Fool and Gordie went along the Houska's street, skirting the skirmishes and staying close to the buildings. In some, he saw hiding Sorrowful and demons, for once not attacking or being attacked, simply sharing the space and fearing for their lives.

Behind them the train veered across the street and crashed into one of the Houska's brothels, grinding its way into the building's interior, tearing brickwork loose, sending a cloud of dust and ripping, grinding noises out behind it. A moment later, the building's roof collapsed, burying the front of the train. Angels flocked to its rear, the demons inside it still fighting, the Estedea still hovering above it all, occasionally swooping in to feed on the fallen and the damaged.

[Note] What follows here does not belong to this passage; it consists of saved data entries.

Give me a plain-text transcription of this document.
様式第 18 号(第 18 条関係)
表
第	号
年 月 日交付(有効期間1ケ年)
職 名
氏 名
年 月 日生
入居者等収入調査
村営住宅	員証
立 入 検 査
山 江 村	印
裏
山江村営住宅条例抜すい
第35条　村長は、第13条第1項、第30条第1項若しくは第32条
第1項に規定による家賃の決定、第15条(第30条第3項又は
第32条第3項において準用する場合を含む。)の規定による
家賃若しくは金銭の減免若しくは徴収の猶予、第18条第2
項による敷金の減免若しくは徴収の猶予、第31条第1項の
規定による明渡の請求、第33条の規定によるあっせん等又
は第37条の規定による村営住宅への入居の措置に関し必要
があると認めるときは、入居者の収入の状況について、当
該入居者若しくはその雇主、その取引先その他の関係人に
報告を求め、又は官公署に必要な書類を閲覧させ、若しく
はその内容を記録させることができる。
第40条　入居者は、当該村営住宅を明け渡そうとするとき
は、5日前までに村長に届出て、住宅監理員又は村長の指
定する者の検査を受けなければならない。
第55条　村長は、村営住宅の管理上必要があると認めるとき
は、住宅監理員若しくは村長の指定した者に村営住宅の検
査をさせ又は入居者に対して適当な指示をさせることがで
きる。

“We're losing,” said Gordie.

They were. Even now, Mr. Tap had started to retreat, calling the bauta back to its side, the little demons forming a shield around it as it went. The Estedea massed above it, not attacking but not giving ground or air. Mr. Tap found a covered street between two buildings and disappeared into it, and the Estedea followed, and the horns sounded again, loud and triumphant.

“Come on,” said Fool.

With the Estedea following Mr. Tap, the battle moved away. Angels still clashed with the demons on the train, but the street itself cleared, leaving more of the dead and air thick with dust and the odor of sizzling flesh. An angel's wing, white and feathered, lay against the wall in front of Fool and Gordie and they had to step over it to carry on. Blood trickled from the ragged stump that had, until recently, connected the wing to the angel's back, and then the Man's roots and stems slithered out from the building behind the wing and tangled around it, tugging it back in through the broken window. Feathers blew away from the wing as it vanished, and Fool remembered what the Man had said, that he'd be able to have all the feathers he wanted, and put his hand in his pocket. His own feather was still there, still safe, and he held it for a brief space, reassured by a cleanness and purity he could feel through his fingertips and palm even though he could not see it.

Another street, this one quiet. They made swift progress, wary, reaching the end without incident.

Another street, more of the dead, mostly Sorrowful here, a great chain of them, their bodies tangled together and blocking the path so that Gordie and Fool had to step into the road to go around them. On the far side of the pile was a Sundô, sitting and weeping. Gordie went to go to it but it looked up and hissed at him, its black face a mask of misery and pity and anger. They went around it and carried on.